When it comes to art, I'm something of a masochist. I listen to music that the average listener might describe as "unlistenable." I relish in the skin-crawling cringiness of the major motion picture musical Cats. I gravitate toward games that make me beat my head against the wall, for better or for worse. However, every pain junkie has their limit, and The Lord of the Rings: Gollum pushed me to mine--and then some.
The long-delayed stealth adventure from Daedalic Entertainment, centered around one of Middle-earth's most iconic (if not exactly likable) characters, does not simply miss the mark here or there: It's an unbridled disaster of truly epic--like, Tolkien-level epic--proportions.
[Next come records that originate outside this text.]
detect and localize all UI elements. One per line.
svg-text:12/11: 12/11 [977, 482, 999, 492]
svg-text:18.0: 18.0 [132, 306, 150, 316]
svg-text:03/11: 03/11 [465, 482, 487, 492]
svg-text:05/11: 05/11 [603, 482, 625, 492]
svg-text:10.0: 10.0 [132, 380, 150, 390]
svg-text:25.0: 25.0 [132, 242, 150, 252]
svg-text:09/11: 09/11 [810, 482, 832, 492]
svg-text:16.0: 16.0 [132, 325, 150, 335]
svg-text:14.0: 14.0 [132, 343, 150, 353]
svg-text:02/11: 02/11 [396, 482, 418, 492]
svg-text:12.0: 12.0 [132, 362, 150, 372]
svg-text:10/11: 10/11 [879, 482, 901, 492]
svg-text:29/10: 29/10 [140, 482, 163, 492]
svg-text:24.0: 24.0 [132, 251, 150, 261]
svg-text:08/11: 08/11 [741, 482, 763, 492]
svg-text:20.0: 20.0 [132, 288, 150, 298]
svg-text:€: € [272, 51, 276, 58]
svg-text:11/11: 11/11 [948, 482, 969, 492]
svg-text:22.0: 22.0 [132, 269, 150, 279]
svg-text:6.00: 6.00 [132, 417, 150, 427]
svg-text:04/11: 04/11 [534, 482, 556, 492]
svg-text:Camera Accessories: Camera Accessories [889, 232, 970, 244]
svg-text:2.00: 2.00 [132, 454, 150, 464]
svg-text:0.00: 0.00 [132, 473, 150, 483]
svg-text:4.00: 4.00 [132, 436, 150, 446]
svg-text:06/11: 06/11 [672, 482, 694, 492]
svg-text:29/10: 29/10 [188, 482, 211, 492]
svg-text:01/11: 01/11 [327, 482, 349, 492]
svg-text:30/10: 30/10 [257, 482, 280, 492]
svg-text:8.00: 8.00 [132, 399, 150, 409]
Beyond its overly simple level design, jarringly dated graphics, and deeply uninteresting gameplay, The Lord of the Rings: Gollum is broken to the point where it's nearly unplayable, making it one of the worst uses of a licensed property in recent memory.
The game begins in Cirith Ungol, the Orc-infested outskirts of Mordor, some 60 years after Bilbo Baggins stole the One Ring from our slimy, frail protagonist, Sméagol--or Gollum, as he's come to be known. Taking place not long before the events laid out in The Fellowship of the Ring, the crux of the story is instantly recognizable to anyone even peripherally familiar with the series: Gollum must find Bilbo and take back his "precious" at any cost, while avoiding the wrath of Sauron along the way.